特に金融政策や産業政策に絡んで、アメリカの政財界から「日本はrule-based systemでない」という批判がなされることがある。一体何をいいたいのか、金融業界で働くまで自分には意味がわからなかった。一般的な日本人の実感としてはむしろ逆じゃないかという印象を抱くのではないだろうか。ましてや、アメリカ生活を経験してみると、日常生活に関する限り、日本の方がrule-basedでない点はほぼ皆無に等しい。電車やバスは時間通りに来ない、警察の適当な取締りと手続きには埼玉県警もビックリ、役所に行っても窓口の担当者によってころころ変わる対応etc、アメリカのどこがrule-based systemなのか?というのが偽らざる感覚である。
では、アメリカが例によって自国企業進出のために事実無根の言いがかりをつけてきてるのかというと、それは否、だと思う。日常レベルでは極めてルーズで一貫性を欠くアメリカだが、ことが金融やら産業政策に絡んで意思決定が重要なものになればなるほどrule-basedになり、かつ透明性や説明責任が求められる。
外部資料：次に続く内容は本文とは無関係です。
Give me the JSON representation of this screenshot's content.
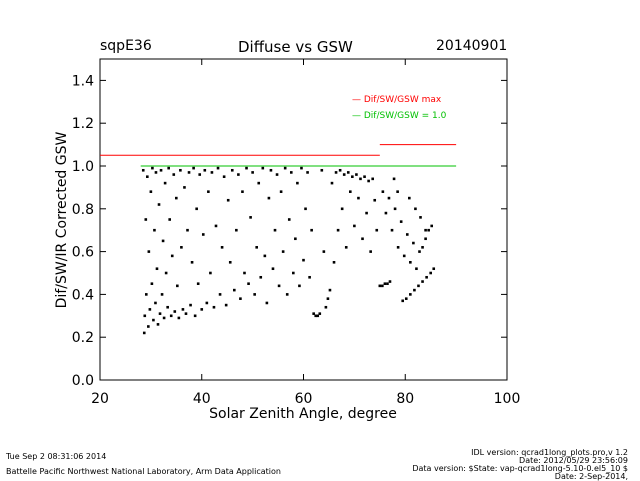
{
  "header": {
    "site": "sqpE36",
    "title": "Diffuse vs GSW",
    "date": "20140901"
  },
  "footer": {
    "timestamp": "Tue Sep  2 08:31:06 2014",
    "lab": "Battelle Pacific Northwest National Laboratory, Arm Data Application",
    "idl_version": "IDL version: qcrad1long_plots.pro,v 1.2",
    "idl_date": "Date: 2012/05/29 23:56:09",
    "data_version": "Data version: $State: vap-qcrad1long-5.10-0.el5_10 $",
    "data_date": "Date: 2-Sep-2014,"
  },
  "chart_data": {
    "type": "scatter",
    "title": "Diffuse vs GSW",
    "xlabel": "Solar Zenith Angle, degree",
    "ylabel": "Dif/SW/IR Corrected GSW",
    "xlim": [
      20,
      100
    ],
    "ylim": [
      0.0,
      1.5
    ],
    "xticks": [
      20,
      40,
      60,
      80,
      100
    ],
    "yticks": [
      0.0,
      0.2,
      0.4,
      0.6,
      0.8,
      1.0,
      1.2,
      1.4
    ],
    "colors": {
      "max": "#ff0000",
      "one": "#00c000",
      "points": "#000000"
    },
    "reference_lines": [
      {
        "name": "Dif/SW/GSW max",
        "color": "#ff0000",
        "segments": [
          [
            20,
            75,
            1.05
          ],
          [
            75,
            90,
            1.1
          ]
        ]
      },
      {
        "name": "Dif/SW/GSW = 1.0",
        "color": "#00c000",
        "segments": [
          [
            28,
            90,
            1.0
          ]
        ]
      }
    ],
    "legend": [
      {
        "label": "— Dif/SW/GSW max",
        "color": "#ff0000"
      },
      {
        "label": "— Dif/SW/GSW = 1.0",
        "color": "#00c000"
      }
    ],
    "legend_position": "top-right",
    "series": [
      {
        "name": "observations",
        "values": [
          [
            28.5,
            0.98
          ],
          [
            28.7,
            0.22
          ],
          [
            28.8,
            0.3
          ],
          [
            29.0,
            0.75
          ],
          [
            29.1,
            0.4
          ],
          [
            29.3,
            0.95
          ],
          [
            29.5,
            0.25
          ],
          [
            29.6,
            0.6
          ],
          [
            29.8,
            0.33
          ],
          [
            30.0,
            0.88
          ],
          [
            30.2,
            0.45
          ],
          [
            30.3,
            0.99
          ],
          [
            30.5,
            0.28
          ],
          [
            30.7,
            0.7
          ],
          [
            30.9,
            0.36
          ],
          [
            31.0,
            0.97
          ],
          [
            31.2,
            0.52
          ],
          [
            31.4,
            0.26
          ],
          [
            31.6,
            0.82
          ],
          [
            31.8,
            0.31
          ],
          [
            32.0,
            0.98
          ],
          [
            32.2,
            0.4
          ],
          [
            32.4,
            0.65
          ],
          [
            32.6,
            0.29
          ],
          [
            32.8,
            0.92
          ],
          [
            33.0,
            0.5
          ],
          [
            33.3,
            0.34
          ],
          [
            33.5,
            0.99
          ],
          [
            33.7,
            0.75
          ],
          [
            34.0,
            0.3
          ],
          [
            34.2,
            0.58
          ],
          [
            34.5,
            0.96
          ],
          [
            34.7,
            0.32
          ],
          [
            35.0,
            0.85
          ],
          [
            35.2,
            0.44
          ],
          [
            35.5,
            0.29
          ],
          [
            35.8,
            0.98
          ],
          [
            36.0,
            0.62
          ],
          [
            36.3,
            0.33
          ],
          [
            36.6,
            0.9
          ],
          [
            36.9,
            0.31
          ],
          [
            37.2,
            0.7
          ],
          [
            37.5,
            0.97
          ],
          [
            37.8,
            0.35
          ],
          [
            38.1,
            0.55
          ],
          [
            38.4,
            0.99
          ],
          [
            38.7,
            0.3
          ],
          [
            39.0,
            0.8
          ],
          [
            39.3,
            0.45
          ],
          [
            39.6,
            0.96
          ],
          [
            40.0,
            0.33
          ],
          [
            40.3,
            0.68
          ],
          [
            40.6,
            0.98
          ],
          [
            41.0,
            0.36
          ],
          [
            41.3,
            0.88
          ],
          [
            41.7,
            0.5
          ],
          [
            42.0,
            0.97
          ],
          [
            42.4,
            0.34
          ],
          [
            42.8,
            0.72
          ],
          [
            43.2,
            0.99
          ],
          [
            43.6,
            0.4
          ],
          [
            44.0,
            0.62
          ],
          [
            44.4,
            0.95
          ],
          [
            44.8,
            0.35
          ],
          [
            45.2,
            0.84
          ],
          [
            45.6,
            0.55
          ],
          [
            46.0,
            0.98
          ],
          [
            46.4,
            0.42
          ],
          [
            46.8,
            0.7
          ],
          [
            47.2,
            0.96
          ],
          [
            47.6,
            0.38
          ],
          [
            48.0,
            0.88
          ],
          [
            48.4,
            0.5
          ],
          [
            48.8,
            0.99
          ],
          [
            49.2,
            0.45
          ],
          [
            49.6,
            0.76
          ],
          [
            50.0,
            0.97
          ],
          [
            50.4,
            0.4
          ],
          [
            50.8,
            0.62
          ],
          [
            51.2,
            0.92
          ],
          [
            51.6,
            0.48
          ],
          [
            52.0,
            0.99
          ],
          [
            52.4,
            0.58
          ],
          [
            52.8,
            0.36
          ],
          [
            53.2,
            0.85
          ],
          [
            53.6,
            0.98
          ],
          [
            54.0,
            0.52
          ],
          [
            54.4,
            0.7
          ],
          [
            54.8,
            0.96
          ],
          [
            55.2,
            0.44
          ],
          [
            55.6,
            0.88
          ],
          [
            56.0,
            0.6
          ],
          [
            56.4,
            0.99
          ],
          [
            56.8,
            0.4
          ],
          [
            57.2,
            0.75
          ],
          [
            57.6,
            0.97
          ],
          [
            58.0,
            0.5
          ],
          [
            58.4,
            0.66
          ],
          [
            58.8,
            0.92
          ],
          [
            59.2,
            0.44
          ],
          [
            59.6,
            0.99
          ],
          [
            60.0,
            0.56
          ],
          [
            60.4,
            0.8
          ],
          [
            60.8,
            0.97
          ],
          [
            61.2,
            0.48
          ],
          [
            61.6,
            0.7
          ],
          [
            62.0,
            0.31
          ],
          [
            62.4,
            0.3
          ],
          [
            62.8,
            0.3
          ],
          [
            63.2,
            0.31
          ],
          [
            63.6,
            0.98
          ],
          [
            64.0,
            0.6
          ],
          [
            64.4,
            0.34
          ],
          [
            64.8,
            0.38
          ],
          [
            65.2,
            0.42
          ],
          [
            65.6,
            0.92
          ],
          [
            66.0,
            0.55
          ],
          [
            66.4,
            0.97
          ],
          [
            66.8,
            0.7
          ],
          [
            67.2,
            0.98
          ],
          [
            67.6,
            0.8
          ],
          [
            68.0,
            0.96
          ],
          [
            68.4,
            0.62
          ],
          [
            68.8,
            0.97
          ],
          [
            69.2,
            0.88
          ],
          [
            69.6,
            0.95
          ],
          [
            70.0,
            0.72
          ],
          [
            70.4,
            0.96
          ],
          [
            70.8,
            0.85
          ],
          [
            71.2,
            0.94
          ],
          [
            71.6,
            0.66
          ],
          [
            72.0,
            0.95
          ],
          [
            72.4,
            0.78
          ],
          [
            72.8,
            0.93
          ],
          [
            73.2,
            0.6
          ],
          [
            73.6,
            0.94
          ],
          [
            74.0,
            0.84
          ],
          [
            74.4,
            0.7
          ],
          [
            75.0,
            0.44
          ],
          [
            75.5,
            0.44
          ],
          [
            76.0,
            0.45
          ],
          [
            76.5,
            0.45
          ],
          [
            77.0,
            0.46
          ],
          [
            75.6,
            0.88
          ],
          [
            76.2,
            0.78
          ],
          [
            76.8,
            0.85
          ],
          [
            77.4,
            0.7
          ],
          [
            78.0,
            0.8
          ],
          [
            78.6,
            0.62
          ],
          [
            79.2,
            0.74
          ],
          [
            79.8,
            0.58
          ],
          [
            80.4,
            0.68
          ],
          [
            81.0,
            0.55
          ],
          [
            81.6,
            0.64
          ],
          [
            82.2,
            0.52
          ],
          [
            82.8,
            0.6
          ],
          [
            83.4,
            0.62
          ],
          [
            84.0,
            0.66
          ],
          [
            84.6,
            0.7
          ],
          [
            85.2,
            0.72
          ],
          [
            79.5,
            0.37
          ],
          [
            80.2,
            0.38
          ],
          [
            81.0,
            0.4
          ],
          [
            81.8,
            0.42
          ],
          [
            82.6,
            0.44
          ],
          [
            83.4,
            0.46
          ],
          [
            84.2,
            0.48
          ],
          [
            85.0,
            0.5
          ],
          [
            85.6,
            0.52
          ],
          [
            80.8,
            0.85
          ],
          [
            82.0,
            0.8
          ],
          [
            83.0,
            0.76
          ],
          [
            84.0,
            0.7
          ],
          [
            78.5,
            0.88
          ],
          [
            77.8,
            0.94
          ]
        ]
      }
    ]
  }
}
また、そうでなければ政府や公的機関はすぐに批判にさらされ裁判沙汰になる(但し貿易関係では政治家の介入でしばしばワケワカランことを言い出す傾向があるが)。
これが日本では事情が逆で、日常ではむしろrule-basedが徹底されているにも関わらず、重要な意思決定になればなるほど、例えば官僚に裁量があり、そこに政治家からの介入の余地があり、決定過程や基準がブラックボックス化する傾向がある。いや、正確には「あった」だと思っていたのだが。
何故こんな話をするかというと、日興コーディアルの上場維持決定である。金融庁東証の意味不明な裁量は今に始まったことではなく、憤っているのはなにもアメリカ人ばかりではなく日本人でも心ある金融関係者はそういう気持ちだろうが、too big to failならぬtoo big to punishとでも言えばいいのか、悪質な粉飾決算にも関わらず「日興故に」としか思えない今回の決定。あらためて日本の金融インフラが全くrule-basedでないことを世界に露呈してしまったわけで、シティ側のリアクションはまだわからないが、これはアメリカ様が言うか言わないかの問題ではなく、日本は金融途上国ですと自己主張しているようなものだと思う。
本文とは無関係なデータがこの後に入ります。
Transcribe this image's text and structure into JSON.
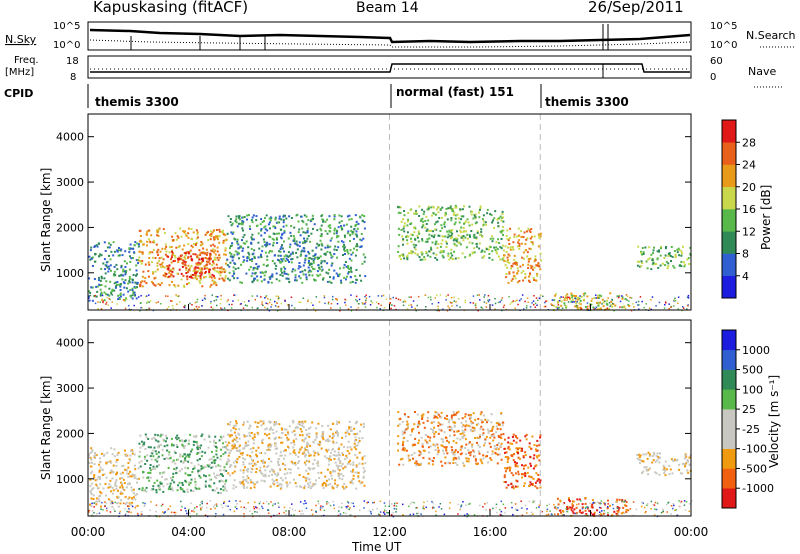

例えば中国も全くもってrule-basedではないだろうが、中国といえども今後は変わっていくだろうし、そもそもあのお国は「法治ではなく人治」だという共通了解みたいなものがある。はっきりいって極端な話、汚職がはびこってようが民主主義で無かろうが、ビジネスでは「誰が何をどうやって決め、それが実行されるか」どうかが問題なわけで、方向性とカタのつけ方さえわかれば、例えばGSにとって中国で仕事をすることに障害はあまりないのだろう。困るのは、中国より20〜30年は先に行っているべき日本で、「○治」の○に入るのが何なのかわからないということなのだ。rule-basedでないだけでなく、東証の意味不明の説明以外になぜこうなったのか知る術がない。恐らく一般人に知らされないだけでなく、プロにもわからないのではないか。それこそ、どこぞの「大人(たいじん)」が決めたわけでもないんだろう。こういう無責任体質、かつ裁量でルールが曲げられるぬぐいがたい傾向こそ、ひょっとすると歴史認識以上に日本を再び誤った方向へ導きかねない悪い体質だと思う。